Reaction sintered glass: a durable matrix for spinel-forming nuclear waste compositions

Abstract

Glass formation by reaction sintering under isostatic pressure is an innovative process to vitrify refractory-rich high-level radioactive waste. We used a typical defense waste composition, containing spinel-forming components such as ∼4 wt% of Cr 2O 3, ∼23 wt% Al 2O 3, ∼13 wt% Fe 2O 3, and ∼9 wt% UO 2, with CeO 2 simulating UO 2. Reaction sintered silicate glasses with waste loading up to 45 wt% were prepared within three hours, by hot pressing at 800°C. The glass former was amorphous silica. Simulated waste was added as calcined oxides. The reaction sintered glass samples were characterized using scanning and analytical electron microscopy.

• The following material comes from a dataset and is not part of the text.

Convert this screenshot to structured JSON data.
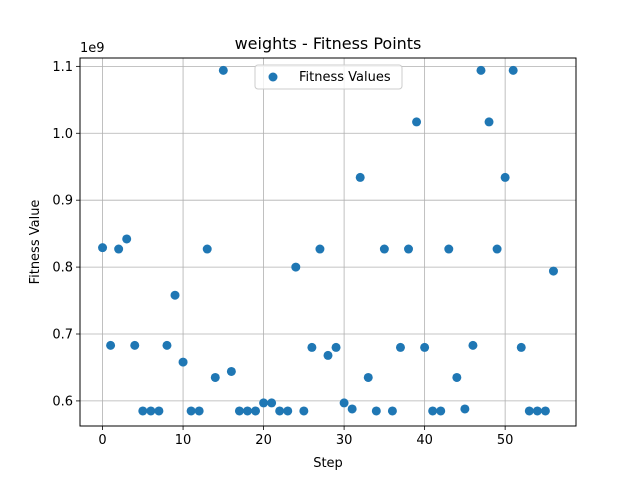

The results show that extensive reaction sintering took place and a continuous glass phase formed. Waste components such as Na 2O, CaO, MnO 2, and Fe 2O 3, dissolved completely in the continuous glass phase. Cr 2O 3, Al 2O 3, and CeO 2 were only partially dissolved due to incomplete dissolution (Al 2O 3) or super-saturation and reprecipitation (Cr 2O 3 and CeO 2). The precipitation mechanism is related to a time dependent alkali content in the developing glass phase. Short-term corrosion tests in water showed that the glasses are chemically more durable than melted nuclear waste glasses. Based on hydration energies calculations, the long-term chemical durability of our reaction sintered glasses is expected to be comparable to that of rhyolitic and tektite glasses.